The evening’s official co-chairs are Hollywood stars Regina King, Blake Lively, Ryan Reynolds, and Lin-Manuel Miranda. They will host an evening that features the second installment of the exhibition series, displaying approximately 100 fashion items dating from the 19th to the mid-to-late 20th-century. The garments will be presented throughout the Met’s American Wing period rooms, placing them in the context of more than a century of American domestic life, in an attempt to frame an “identifiable American style.” I’m imagining blue jeans.

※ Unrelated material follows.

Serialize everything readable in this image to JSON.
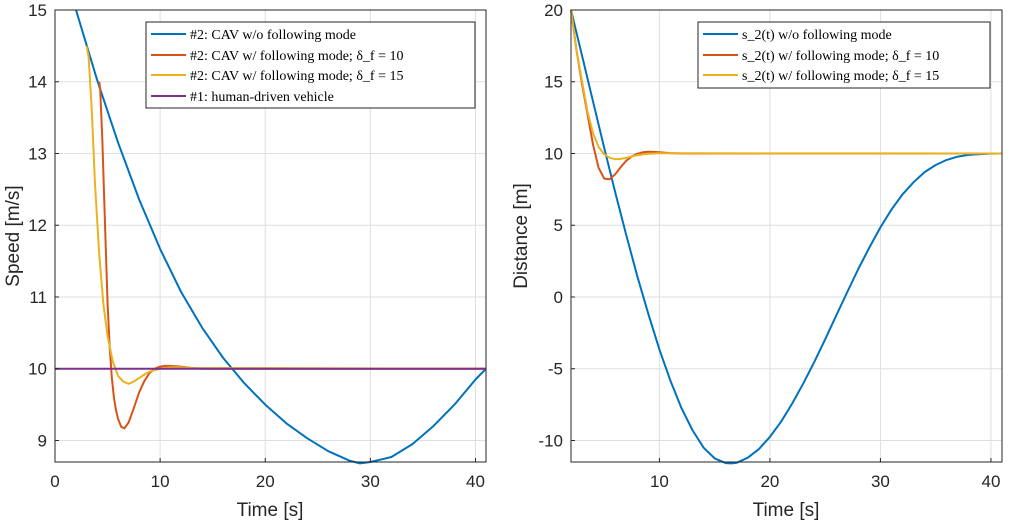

The exhibition will also be punctuated by eight fictional cinematic vignettes, or “freeze frames,” within each room, created by filmmakers Janicza Bravo, Sofia Coppola, Julie Dash, Tom Ford, Martin Scorsese, Autumn de Wilde, Chloé Zhao, and King. Drawing a connection between fashion and Hollywood certainly underscores the incredible impact of movie-making on fashion as a cultural beacon.
Those with a hankering for fashion and celebrity will surely be tuning in to see all the hottest “lewks” being served up by the glitterati. Our eyes will especially be peeled for statement pieces in which famous people try to make the current state of world crisis somehow all about them. It will be a season to remember! You know, until the next one!